Rare Books & Special Collections

The Herbert P. J. Marshall Papers

Bulk 1925-1980. 120 containers (about 60 linear feet).

Herbert P. J. Marshall (1906-1991) was a British film and theater director, scholar, writer, and translator of contemporary Soviet literature. He studied film in Moscow in the 1930s under the tutelage of Sergei Eisenstein at the All-Union State Institute of Cinematography (VGIK). During the late 1930s and 1940s, Marshall worked in London with various theatrical groups, served as director of the Old Vic Theater, and, along with Huntly Carter, was one of the leading members of the Society for Cultural Relations with the USSR founded in London in 1924. After the Second World War, Marshall moved to India, where he lectured and produced government films.
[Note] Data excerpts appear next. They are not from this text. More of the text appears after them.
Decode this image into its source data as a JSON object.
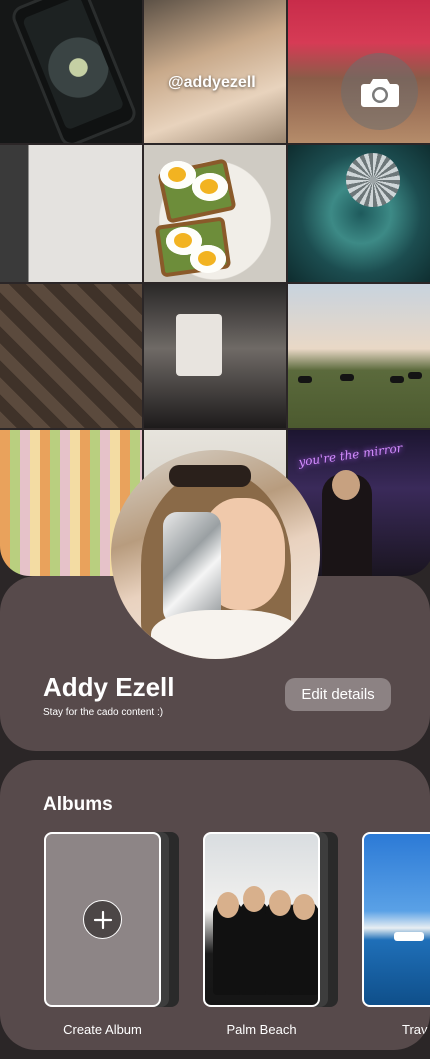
{
  "grid": {
    "handle": "@addyezell",
    "neon_text": "you're the mirror"
  },
  "camera": {
    "icon": "camera-icon"
  },
  "profile": {
    "name": "Addy Ezell",
    "bio": "Stay for the cado content :)",
    "edit_label": "Edit details"
  },
  "albums": {
    "title": "Albums",
    "items": [
      {
        "label": "Create Album",
        "icon": "plus-icon"
      },
      {
        "label": "Palm Beach"
      },
      {
        "label": "Trav"
      }
    ]
  },
  "colors": {
    "background": "#2b2627",
    "card": "#574a4b",
    "button": "#8c8283",
    "text": "#ffffff"
  }
}
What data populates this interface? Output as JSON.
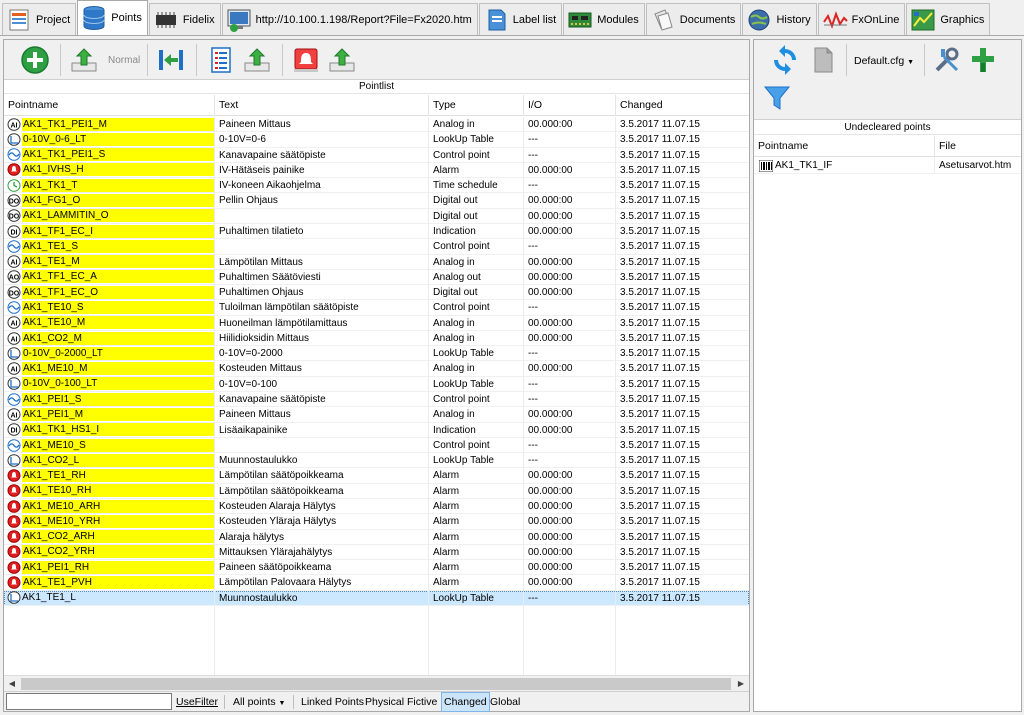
{
  "tabs": [
    {
      "label": "Project",
      "icon": "project-icon",
      "active": false
    },
    {
      "label": "Points",
      "icon": "database-icon",
      "active": true
    },
    {
      "label": "Fidelix",
      "icon": "chip-icon",
      "active": false
    },
    {
      "label": "http://10.100.1.198/Report?File=Fx2020.htm",
      "icon": "web-report-icon",
      "active": false
    },
    {
      "label": "Label list",
      "icon": "label-icon",
      "active": false
    },
    {
      "label": "Modules",
      "icon": "circuit-board-icon",
      "active": false
    },
    {
      "label": "Documents",
      "icon": "documents-icon",
      "active": false
    },
    {
      "label": "History",
      "icon": "globe-clock-icon",
      "active": false
    },
    {
      "label": "FxOnLine",
      "icon": "online-wave-icon",
      "active": false
    },
    {
      "label": "Graphics",
      "icon": "graphics-icon",
      "active": false
    }
  ],
  "toolbar": {
    "normal_label": "Normal"
  },
  "pointlist": {
    "title": "Pointlist",
    "columns": [
      "Pointname",
      "Text",
      "Type",
      "I/O",
      "Changed"
    ],
    "rows": [
      {
        "name": "AK1_TK1_PEI1_M",
        "icon": "AI",
        "text": "Paineen Mittaus",
        "type": "Analog in",
        "io": "00.000:00",
        "changed": "3.5.2017 11.07.15"
      },
      {
        "name": "0-10V_0-6_LT",
        "icon": "LT",
        "text": "0-10V=0-6",
        "type": "LookUp Table",
        "io": "---",
        "changed": "3.5.2017 11.07.15"
      },
      {
        "name": "AK1_TK1_PEI1_S",
        "icon": "CP",
        "text": "Kanavapaine säätöpiste",
        "type": "Control point",
        "io": "---",
        "changed": "3.5.2017 11.07.15"
      },
      {
        "name": "AK1_IVHS_H",
        "icon": "AL",
        "text": "IV-Hätäseis painike",
        "type": "Alarm",
        "io": "00.000:00",
        "changed": "3.5.2017 11.07.15"
      },
      {
        "name": "AK1_TK1_T",
        "icon": "TS",
        "text": "IV-koneen Aikaohjelma",
        "type": "Time schedule",
        "io": "---",
        "changed": "3.5.2017 11.07.15"
      },
      {
        "name": "AK1_FG1_O",
        "icon": "DO",
        "text": "Pellin Ohjaus",
        "type": "Digital out",
        "io": "00.000:00",
        "changed": "3.5.2017 11.07.15"
      },
      {
        "name": "AK1_LAMMITIN_O",
        "icon": "DO",
        "text": "",
        "type": "Digital out",
        "io": "00.000:00",
        "changed": "3.5.2017 11.07.15"
      },
      {
        "name": "AK1_TF1_EC_I",
        "icon": "DI",
        "text": "Puhaltimen tilatieto",
        "type": "Indication",
        "io": "00.000:00",
        "changed": "3.5.2017 11.07.15"
      },
      {
        "name": "AK1_TE1_S",
        "icon": "CP",
        "text": "",
        "type": "Control point",
        "io": "---",
        "changed": "3.5.2017 11.07.15"
      },
      {
        "name": "AK1_TE1_M",
        "icon": "AI",
        "text": "Lämpötilan Mittaus",
        "type": "Analog in",
        "io": "00.000:00",
        "changed": "3.5.2017 11.07.15"
      },
      {
        "name": "AK1_TF1_EC_A",
        "icon": "AO",
        "text": "Puhaltimen Säätöviesti",
        "type": "Analog out",
        "io": "00.000:00",
        "changed": "3.5.2017 11.07.15"
      },
      {
        "name": "AK1_TF1_EC_O",
        "icon": "DO",
        "text": "Puhaltimen Ohjaus",
        "type": "Digital out",
        "io": "00.000:00",
        "changed": "3.5.2017 11.07.15"
      },
      {
        "name": "AK1_TE10_S",
        "icon": "CP",
        "text": "Tuloilman lämpötilan säätöpiste",
        "type": "Control point",
        "io": "---",
        "changed": "3.5.2017 11.07.15"
      },
      {
        "name": "AK1_TE10_M",
        "icon": "AI",
        "text": "Huoneilman lämpötilamittaus",
        "type": "Analog in",
        "io": "00.000:00",
        "changed": "3.5.2017 11.07.15"
      },
      {
        "name": "AK1_CO2_M",
        "icon": "AI",
        "text": "Hiilidioksidin Mittaus",
        "type": "Analog in",
        "io": "00.000:00",
        "changed": "3.5.2017 11.07.15"
      },
      {
        "name": "0-10V_0-2000_LT",
        "icon": "LT",
        "text": "0-10V=0-2000",
        "type": "LookUp Table",
        "io": "---",
        "changed": "3.5.2017 11.07.15"
      },
      {
        "name": "AK1_ME10_M",
        "icon": "AI",
        "text": "Kosteuden Mittaus",
        "type": "Analog in",
        "io": "00.000:00",
        "changed": "3.5.2017 11.07.15"
      },
      {
        "name": "0-10V_0-100_LT",
        "icon": "LT",
        "text": "0-10V=0-100",
        "type": "LookUp Table",
        "io": "---",
        "changed": "3.5.2017 11.07.15"
      },
      {
        "name": "AK1_PEI1_S",
        "icon": "CP",
        "text": "Kanavapaine säätöpiste",
        "type": "Control point",
        "io": "---",
        "changed": "3.5.2017 11.07.15"
      },
      {
        "name": "AK1_PEI1_M",
        "icon": "AI",
        "text": "Paineen Mittaus",
        "type": "Analog in",
        "io": "00.000:00",
        "changed": "3.5.2017 11.07.15"
      },
      {
        "name": "AK1_TK1_HS1_I",
        "icon": "DI",
        "text": "Lisäaikapainike",
        "type": "Indication",
        "io": "00.000:00",
        "changed": "3.5.2017 11.07.15"
      },
      {
        "name": "AK1_ME10_S",
        "icon": "CP",
        "text": "",
        "type": "Control point",
        "io": "---",
        "changed": "3.5.2017 11.07.15"
      },
      {
        "name": "AK1_CO2_L",
        "icon": "LT",
        "text": "Muunnostaulukko",
        "type": "LookUp Table",
        "io": "---",
        "changed": "3.5.2017 11.07.15"
      },
      {
        "name": "AK1_TE1_RH",
        "icon": "AL",
        "text": "Lämpötilan säätöpoikkeama",
        "type": "Alarm",
        "io": "00.000:00",
        "changed": "3.5.2017 11.07.15"
      },
      {
        "name": "AK1_TE10_RH",
        "icon": "AL",
        "text": "Lämpötilan säätöpoikkeama",
        "type": "Alarm",
        "io": "00.000:00",
        "changed": "3.5.2017 11.07.15"
      },
      {
        "name": "AK1_ME10_ARH",
        "icon": "AL",
        "text": "Kosteuden Alaraja Hälytys",
        "type": "Alarm",
        "io": "00.000:00",
        "changed": "3.5.2017 11.07.15"
      },
      {
        "name": "AK1_ME10_YRH",
        "icon": "AL",
        "text": "Kosteuden Yläraja Hälytys",
        "type": "Alarm",
        "io": "00.000:00",
        "changed": "3.5.2017 11.07.15"
      },
      {
        "name": "AK1_CO2_ARH",
        "icon": "AL",
        "text": "Alaraja hälytys",
        "type": "Alarm",
        "io": "00.000:00",
        "changed": "3.5.2017 11.07.15"
      },
      {
        "name": "AK1_CO2_YRH",
        "icon": "AL",
        "text": "Mittauksen Ylärajahälytys",
        "type": "Alarm",
        "io": "00.000:00",
        "changed": "3.5.2017 11.07.15"
      },
      {
        "name": "AK1_PEI1_RH",
        "icon": "AL",
        "text": "Paineen säätöpoikkeama",
        "type": "Alarm",
        "io": "00.000:00",
        "changed": "3.5.2017 11.07.15"
      },
      {
        "name": "AK1_TE1_PVH",
        "icon": "AL",
        "text": "Lämpötilan Palovaara Hälytys",
        "type": "Alarm",
        "io": "00.000:00",
        "changed": "3.5.2017 11.07.15"
      },
      {
        "name": "AK1_TE1_L",
        "icon": "LT",
        "text": "Muunnostaulukko",
        "type": "LookUp Table",
        "io": "---",
        "changed": "3.5.2017 11.07.15",
        "selected": true,
        "highlight": false
      }
    ]
  },
  "bottombar": {
    "filter_value": "",
    "use_filter": "UseFilter",
    "all_points": "All points",
    "linked_points": "Linked Points",
    "physical": "Physical",
    "fictive": "Fictive",
    "changed": "Changed",
    "global": "Global"
  },
  "right_panel": {
    "config": "Default.cfg",
    "title": "Undecleared points",
    "columns": [
      "Pointname",
      "File"
    ],
    "rows": [
      {
        "name": "AK1_TK1_IF",
        "icon": "barcode-icon",
        "file": "Asetusarvot.htm"
      }
    ]
  },
  "colors": {
    "highlight": "#ffff00",
    "selection": "#cce8ff",
    "alarm_red": "#e02020",
    "accent_blue": "#1e6fc8",
    "accent_green": "#2ea043"
  }
}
From 1966 until his retirement in 1979, Marshall served as director of the Center for Soviet and East European Studies in the Performing Arts at the University of Southern Illinois in Carbondale.

In the early 1990s the Hesburgh Libraries acquired Marshall's extensive collection from his widow, Fredda Brilliant (1903-1999), an actress and sculptress. The collection includes Marshall's diaries and the notebooks related to his studies and life in the Soviet Union, his work in London, India, and the United States, as well as Sergei Eisenstein's lecture notes and original drawings. The greater part of the collection consists of Marshall's correspondence with prominent cultural figures as well as such materials as: research notes, translation drafts, photographs, published and unpublished manuscripts, theater plans from Europe, India, and the Soviet Union, and audio interviews with Soviet poets and writers.
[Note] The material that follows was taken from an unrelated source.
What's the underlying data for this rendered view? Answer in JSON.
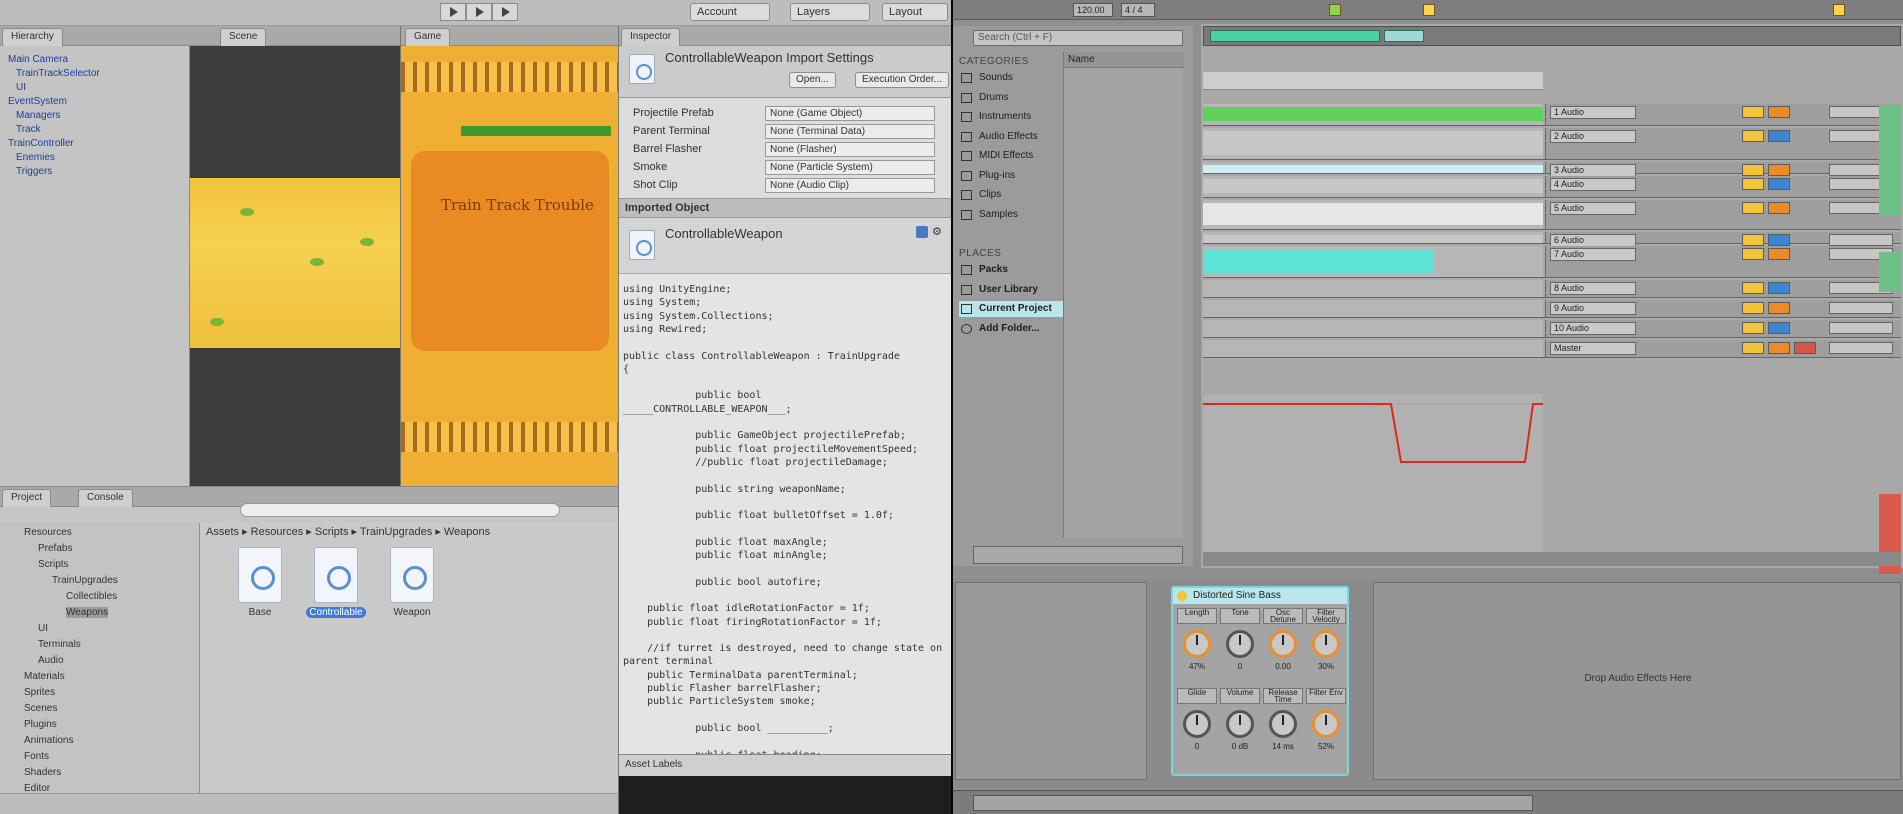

The Marshall collection also includes his personal library of over 1000 volumes. Most titles have been cataloged and can be found in the circulating collections. Such rare periodicals and books as the titles published in the 1920s by Proletkult, Vladimir Mayakovsky's poetry illustrated by Russian avant-garde artists El Lissitzky and David Burliuk, as well as over 50 volumes from the personal library of the African-American singer and actor Paul Robeson, are located in Special Collections.